Tracing the history of the iconic 'El Clasico' rivalry
It is a rivalry like no other, a match which permeates beyond the white lines of the football pitch. It's a complex cocktail of sport and politics. It's the biggest game on earth.
But, as everybody knows, El Clasico is about more than goals, Galacticos and 88 years of epic footballing rivalry.
FC Barcelona became a symbol of Catalan identity during the dictatorship of General Francisco Franco which ruled between 1939 and 1975, giving rise to the club's motto "Mes que un club" (More than a club).
Real, meanwhile, were the club of the capital and widely regarded as representing the Spanish establishment.
There are few rivalries in sport that capture the imagination like the coming together of Real Madrid and Barcelona -- a soccer match of such enormity that it has its own nickname: "El Clasico."
On the field, it is a billion-dollar grudge match between the two best teams in the football-mad country of Spain.
Off the field, it is a tale of two cities -- a clash of Castilian nationalism and Catalan pride; and a rivalry of cultures forged in the Spanish civil war and the reign of General Franco.
The modern-day El Clasico brings together the world's two highest-earning sports clubs -- apparenty boasting combined revenues of over $1 billion.
Real Madrid are famed for their extravagance -- with the $130 million paid to Manchester United for Cristiano Ronaldo in 2009 typical of their cavalier policy in the transfer market.
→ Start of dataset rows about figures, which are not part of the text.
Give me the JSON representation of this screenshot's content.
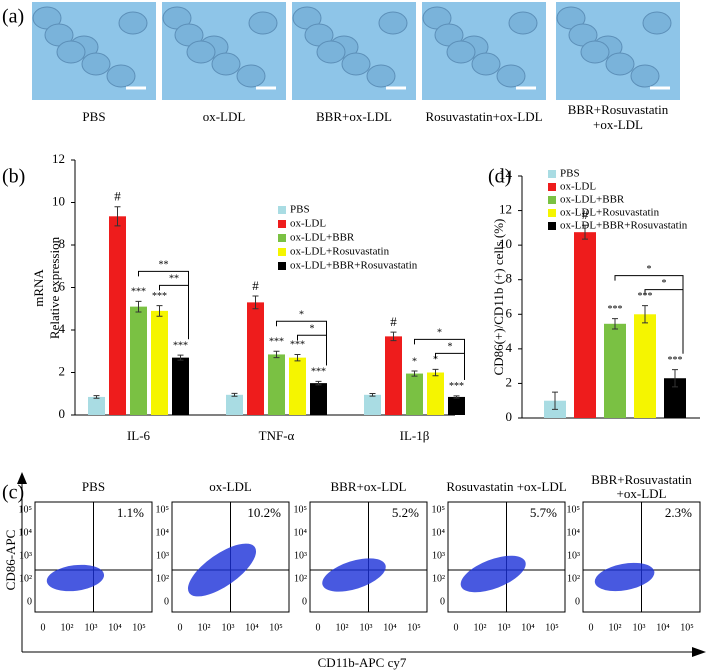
{
  "panel_labels": [
    "(a)",
    "(b)",
    "(c)",
    "(d)"
  ],
  "micrographs": {
    "labels": [
      [
        "PBS"
      ],
      [
        "ox-LDL"
      ],
      [
        "BBR+ox-LDL"
      ],
      [
        "Rosuvastatin+ox-LDL"
      ],
      [
        "BBR+Rosuvastatin",
        "+ox-LDL"
      ]
    ]
  },
  "flow": {
    "y_label": "CD86-APC",
    "x_label": "CD11b-APC cy7",
    "yticks": [
      "10⁵",
      "10⁴",
      "10³",
      "10²",
      "0"
    ],
    "xticks": [
      "0",
      "10²",
      "10³",
      "10⁴",
      "10⁵"
    ],
    "plots": [
      {
        "title": [
          "PBS"
        ],
        "percent": "1.1%"
      },
      {
        "title": [
          "ox-LDL"
        ],
        "percent": "10.2%"
      },
      {
        "title": [
          "BBR+ox-LDL"
        ],
        "percent": "5.2%"
      },
      {
        "title": [
          "Rosuvastatin +ox-LDL"
        ],
        "percent": "5.7%"
      },
      {
        "title": [
          "BBR+Rosuvastatin",
          "+ox-LDL"
        ],
        "percent": "2.3%"
      }
    ]
  },
  "chart_data": [
    {
      "type": "bar",
      "y_label": [
        "mRNA",
        "Relative expression"
      ],
      "categories": [
        "IL-6",
        "TNF-α",
        "IL-1β"
      ],
      "ylim": [
        0,
        12
      ],
      "yticks": [
        0,
        2,
        4,
        6,
        8,
        10,
        12
      ],
      "legend": "upper right",
      "series": [
        {
          "name": "PBS",
          "color": "#a9dce3",
          "values": [
            0.85,
            0.95,
            0.95
          ],
          "errors": [
            0.06,
            0.07,
            0.06
          ],
          "markers": [
            null,
            null,
            null
          ]
        },
        {
          "name": "ox-LDL",
          "color": "#ee1c1c",
          "values": [
            9.35,
            5.3,
            3.7
          ],
          "errors": [
            0.45,
            0.3,
            0.2
          ],
          "markers": [
            "#",
            "#",
            "#"
          ]
        },
        {
          "name": "ox-LDL+BBR",
          "color": "#7ac143",
          "values": [
            5.1,
            2.85,
            1.95
          ],
          "errors": [
            0.25,
            0.15,
            0.12
          ],
          "markers": [
            "***",
            "***",
            "*"
          ]
        },
        {
          "name": "ox-LDL+Rosuvastatin",
          "color": "#f5f500",
          "values": [
            4.9,
            2.7,
            2.0
          ],
          "errors": [
            0.25,
            0.15,
            0.15
          ],
          "markers": [
            "***",
            "***",
            "*"
          ]
        },
        {
          "name": "ox-LDL+BBR+Rosuvastatin",
          "color": "#000000",
          "values": [
            2.7,
            1.5,
            0.85
          ],
          "errors": [
            0.12,
            0.08,
            0.05
          ],
          "markers": [
            "***",
            "***",
            "***"
          ]
        }
      ],
      "brackets": [
        [
          "**",
          "**"
        ],
        [
          "*",
          "*"
        ],
        [
          "*",
          "*"
        ]
      ]
    },
    {
      "type": "bar",
      "y_label": [
        "CD86(+)/CD11b (+) cells (%)"
      ],
      "categories": [
        null
      ],
      "ylim": [
        0,
        14
      ],
      "yticks": [
        0,
        2,
        4,
        6,
        8,
        10,
        12,
        14
      ],
      "legend": "upper left",
      "series": [
        {
          "name": "PBS",
          "color": "#a9dce3",
          "values": [
            1.0
          ],
          "errors": [
            0.5
          ],
          "markers": [
            null
          ]
        },
        {
          "name": "ox-LDL",
          "color": "#ee1c1c",
          "values": [
            10.75
          ],
          "errors": [
            0.4
          ],
          "markers": [
            "#"
          ]
        },
        {
          "name": "ox-LDL+BBR",
          "color": "#7ac143",
          "values": [
            5.45
          ],
          "errors": [
            0.3
          ],
          "markers": [
            "***"
          ]
        },
        {
          "name": "ox-LDL+Rosuvastatin",
          "color": "#f5f500",
          "values": [
            6.0
          ],
          "errors": [
            0.5
          ],
          "markers": [
            "***"
          ]
        },
        {
          "name": "ox-LDL+BBR+Rosuvastatin",
          "color": "#000000",
          "values": [
            2.3
          ],
          "errors": [
            0.5
          ],
          "markers": [
            "***"
          ]
        }
      ],
      "brackets": [
        [
          "*",
          "*"
        ]
      ]
    }
  ]
}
They profess the '"Galacticos" mentality -- a team of superstars -- demonstrated by a 2010-11 squad that cost an eye-watering $689 million to assemble.
Barca are not without their big-name signings, but rely far more heavily on homegrown talent -- with the likes of Lionel Messi and Spanish World Cup winners Xavi and Andres Iniesta being products of the club's youth academy, La Masia.
The two teams played for the first time in 1902, but the rivalry soon transcended the confines of a soccer match.
Barca came to represent the fight for Catalan independence from Spain, and a rejection of the nationalist regime that ruled the country from Madrid -- especially under the rule of Franco, who came to power at the culmination of the bloody Spanish Civil War in 1939.
Madrid were the all-powerful institution. They had political and royal backing -- the "Real" in their name, meaning "Royal," was a gift from King Alfonso XIII in 1920 -- and from the 1950s, boasted a collection of the world's best and most glamorous players.
The relationship was exacerbated by the transfer of Alfredo Di Stefano to Madrid in 1953. The Argentine was wanted by both clubs, and both thought they'd signed him.
But it was Madrid who got the legendary striker, and Di Stefano duly inspired a decade of dominance at the Bernabeu.
Barca have always suspected foul play. Their official website claims a "royal decree" persuaded Di Stefano to join Madrid, and there has long been the suggestion that the establishment pushed the deal through.
The El Clasico was recently defined by two world-class players, and two world-beating coaches. It used to be Madrid's Cristiano Ronaldo against Barca's Messi on the field, and Jose Mourinho against Pep Guardiola on the sidelines.
Until relatively recently the Real-Barca rivalry was a one-sided affair. Madrid built dynasties in the 1950s and 1960s, and continued to dominate domestically and in Europe throughout the 1970s and 1980s.
Barca enjoyed sporadic success, but it wasn't until the early 1990s that they finally launched a dynasty of their own -- winning four titles in a row under Dutch coach Johan Cruyff before lifting their first European Cup in 1992.
The balance of power shifted back and forth over the next 15 years, but Barca are now in the ascendancy.
But El Clasico still manages to captivate the attention of literally every single eyeball around the globe.